Open Skies, (cieli aperti), trattato stipulato tra USA, Russia ed altri 32 paesi nel 1992, era già stato violato da quest’ultima in svariate occasioni, secondo fonti attendibili del Pentagono. Il trattato consentiva ai paesi membri di effettuare missioni di sorveglianza aerea sui rispettivi territori, utilizzando velivoli equipaggiati con sensori telemetrici, a monte di un preavviso di 72 ore. Lo scopo era quello di stabilizzare la reciproca confidenza attraverso la trasparenza sullo scenario bellico mondiale post-guerra fredda.
La voce di corridoio, avallata da passate dichiarazioni di Donald Trump, è che l’amministrazione intenda forzare un ritorno di Cina e Russia al tavolo delle negoziazioni.
Dimostrare a Mosca e Pechino che gli Stati Uniti sono in grado di effettuare un test nucleare in tempi ristretti dovrebbe innescare l’effetto auspicato di invitare le maggiori potenze nucleari a rielaborare un piano di controllo, partendo da zero.

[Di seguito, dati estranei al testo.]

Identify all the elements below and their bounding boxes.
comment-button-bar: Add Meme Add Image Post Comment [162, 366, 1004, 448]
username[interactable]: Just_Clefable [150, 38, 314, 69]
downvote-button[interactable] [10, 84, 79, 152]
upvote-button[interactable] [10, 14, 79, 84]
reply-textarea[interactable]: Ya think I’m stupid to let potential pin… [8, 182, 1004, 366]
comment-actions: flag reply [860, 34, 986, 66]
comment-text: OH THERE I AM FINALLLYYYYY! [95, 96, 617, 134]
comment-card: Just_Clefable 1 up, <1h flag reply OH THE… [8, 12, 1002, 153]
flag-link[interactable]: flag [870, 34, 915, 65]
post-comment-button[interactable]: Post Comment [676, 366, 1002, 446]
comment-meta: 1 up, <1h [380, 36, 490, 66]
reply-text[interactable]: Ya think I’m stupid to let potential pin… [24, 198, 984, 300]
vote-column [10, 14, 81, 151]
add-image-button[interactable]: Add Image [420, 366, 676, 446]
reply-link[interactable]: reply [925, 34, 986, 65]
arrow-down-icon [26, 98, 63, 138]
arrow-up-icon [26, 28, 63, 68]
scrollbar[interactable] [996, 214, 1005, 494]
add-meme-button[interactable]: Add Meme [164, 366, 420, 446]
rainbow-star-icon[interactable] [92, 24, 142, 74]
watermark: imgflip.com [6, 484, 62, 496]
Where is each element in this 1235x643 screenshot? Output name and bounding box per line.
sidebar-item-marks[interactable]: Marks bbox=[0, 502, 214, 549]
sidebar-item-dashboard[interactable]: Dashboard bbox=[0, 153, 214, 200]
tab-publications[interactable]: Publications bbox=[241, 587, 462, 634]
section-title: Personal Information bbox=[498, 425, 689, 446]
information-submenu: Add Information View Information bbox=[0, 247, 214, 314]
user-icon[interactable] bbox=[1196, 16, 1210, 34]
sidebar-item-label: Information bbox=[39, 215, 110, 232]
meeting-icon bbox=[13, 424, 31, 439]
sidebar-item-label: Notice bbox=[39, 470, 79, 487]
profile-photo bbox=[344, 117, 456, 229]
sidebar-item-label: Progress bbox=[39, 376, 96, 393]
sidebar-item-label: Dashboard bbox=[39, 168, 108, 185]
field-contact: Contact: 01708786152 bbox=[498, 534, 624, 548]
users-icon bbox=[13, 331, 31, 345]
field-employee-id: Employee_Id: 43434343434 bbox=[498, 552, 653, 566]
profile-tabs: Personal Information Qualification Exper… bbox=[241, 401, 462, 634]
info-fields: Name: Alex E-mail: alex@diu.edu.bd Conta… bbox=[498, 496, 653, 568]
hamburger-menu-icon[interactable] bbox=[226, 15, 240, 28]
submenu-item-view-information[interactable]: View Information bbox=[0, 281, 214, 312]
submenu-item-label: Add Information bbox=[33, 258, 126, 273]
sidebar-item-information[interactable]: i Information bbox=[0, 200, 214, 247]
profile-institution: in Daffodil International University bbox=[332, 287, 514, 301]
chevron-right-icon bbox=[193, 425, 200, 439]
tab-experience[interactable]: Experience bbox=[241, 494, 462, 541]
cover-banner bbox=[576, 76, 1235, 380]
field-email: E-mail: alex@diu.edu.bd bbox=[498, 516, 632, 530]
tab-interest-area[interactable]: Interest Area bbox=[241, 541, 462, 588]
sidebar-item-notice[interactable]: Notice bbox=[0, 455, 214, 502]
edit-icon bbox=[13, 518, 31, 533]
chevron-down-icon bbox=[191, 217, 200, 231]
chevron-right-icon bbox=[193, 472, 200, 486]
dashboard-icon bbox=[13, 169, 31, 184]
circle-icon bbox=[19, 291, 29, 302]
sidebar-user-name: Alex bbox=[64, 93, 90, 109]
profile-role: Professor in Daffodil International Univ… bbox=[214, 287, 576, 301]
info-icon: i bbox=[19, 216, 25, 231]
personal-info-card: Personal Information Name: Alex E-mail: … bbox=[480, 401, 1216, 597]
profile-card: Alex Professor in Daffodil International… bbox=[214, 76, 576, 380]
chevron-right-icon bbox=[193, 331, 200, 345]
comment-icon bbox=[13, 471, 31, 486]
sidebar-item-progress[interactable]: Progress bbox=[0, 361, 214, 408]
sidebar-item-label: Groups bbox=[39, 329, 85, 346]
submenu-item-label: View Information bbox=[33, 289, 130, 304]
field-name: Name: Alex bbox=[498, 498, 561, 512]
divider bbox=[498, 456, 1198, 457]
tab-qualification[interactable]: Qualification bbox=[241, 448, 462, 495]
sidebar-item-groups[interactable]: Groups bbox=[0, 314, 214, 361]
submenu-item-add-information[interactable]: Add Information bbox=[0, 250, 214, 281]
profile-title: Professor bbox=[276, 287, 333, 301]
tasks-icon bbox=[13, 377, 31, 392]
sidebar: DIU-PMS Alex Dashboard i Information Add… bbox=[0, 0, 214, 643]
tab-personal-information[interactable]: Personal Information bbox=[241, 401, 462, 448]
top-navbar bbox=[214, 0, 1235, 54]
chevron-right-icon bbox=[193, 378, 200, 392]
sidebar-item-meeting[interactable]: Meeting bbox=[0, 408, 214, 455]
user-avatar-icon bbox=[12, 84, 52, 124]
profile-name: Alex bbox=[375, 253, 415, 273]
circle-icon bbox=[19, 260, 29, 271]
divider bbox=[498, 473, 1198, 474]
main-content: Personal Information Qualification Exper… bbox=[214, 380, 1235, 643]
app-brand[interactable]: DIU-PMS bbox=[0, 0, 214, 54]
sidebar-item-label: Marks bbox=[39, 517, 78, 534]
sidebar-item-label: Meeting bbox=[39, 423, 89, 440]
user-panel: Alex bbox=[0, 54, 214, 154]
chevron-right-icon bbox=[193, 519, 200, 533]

Ma la Cina ha finora rifiutato la possibilità di un accordo del genere, in quanto il suo “stockpile” (“riserva”) atomico è pari a circa un decimo di quello russo o americano e si prodiga quindi di buona lena nel tentativo di riempire tale gap.
Ma c’è anche chi afferma che una iniziativa del genere potrebbe semplicemente scaturire dalla necessità interna di effettuare un controllo periodico sulla “combact readiness” dell’armamento nucleare americano.
L’utilità dei test nucleari per gli USA come banco di prova del funzionamento delle armi in loro possesso sembra quantomeno discutibile. Alti funzionari della NNSA (National Nuclear Security Administration) assicurano che i dovuti periodici controlli, sono effettuabili attraverso una combinazione di “test nucleare sub-critico” – che consente la verifica senza necessità di detonazione – e modelli di simulazione computerizzata.
Il DOE (Department of Energy) tramite un portavoce ufficiale del Pentagono dichiarava su Defense Daily il 26 di maggio che l’agenzia avrebbe (se necessario), la capacità di condurre un test rapido nucleare sotterraneo in appena qualche mese.
Il rifiuto della Cina a qualsiasi apertura a negoziazioni del genere con gli Stati Uniti manca di sorprendere, alla luce dei j’accuse tra Pechino e Washington a causa di Covid-19 e del costante inasprimento delle politiche bilaterali di import-export. È cauto ritenere che la qualità delle relazioni tra i due paesi stia attraversando un’impasse critico.
Marshall Billingslea, addetto presidenziale americano al controllo degli armamenti, dichiara durante una conferenza del 21 maggio che esiste in questo momento una “corsa alle armi” di Cina e Russia. La Cina in particolare, secondo Billingslea, sta sperimentando la più rapida espansione e diversificazione del suo arsenale (nucleare) mai accaduta nella storia del paese. La cosa più pericolosa, continua Billingslea, non è tanto la magnitudine del suo stockpile, quanto la maniera non trasparente e segreta con cui il regime approccia il dialogo con la comunità internazionale.
Insomma una partita ancora tutta da giocare che coinvolge la sicurezza non solo delle nazioni in ballo, ma quella di tutto il pianeta, il cui motivo conduttore appare cristallizzarsi nella frase di Oscar Wilde: “Il trionfo della speranza sull’esperienza”.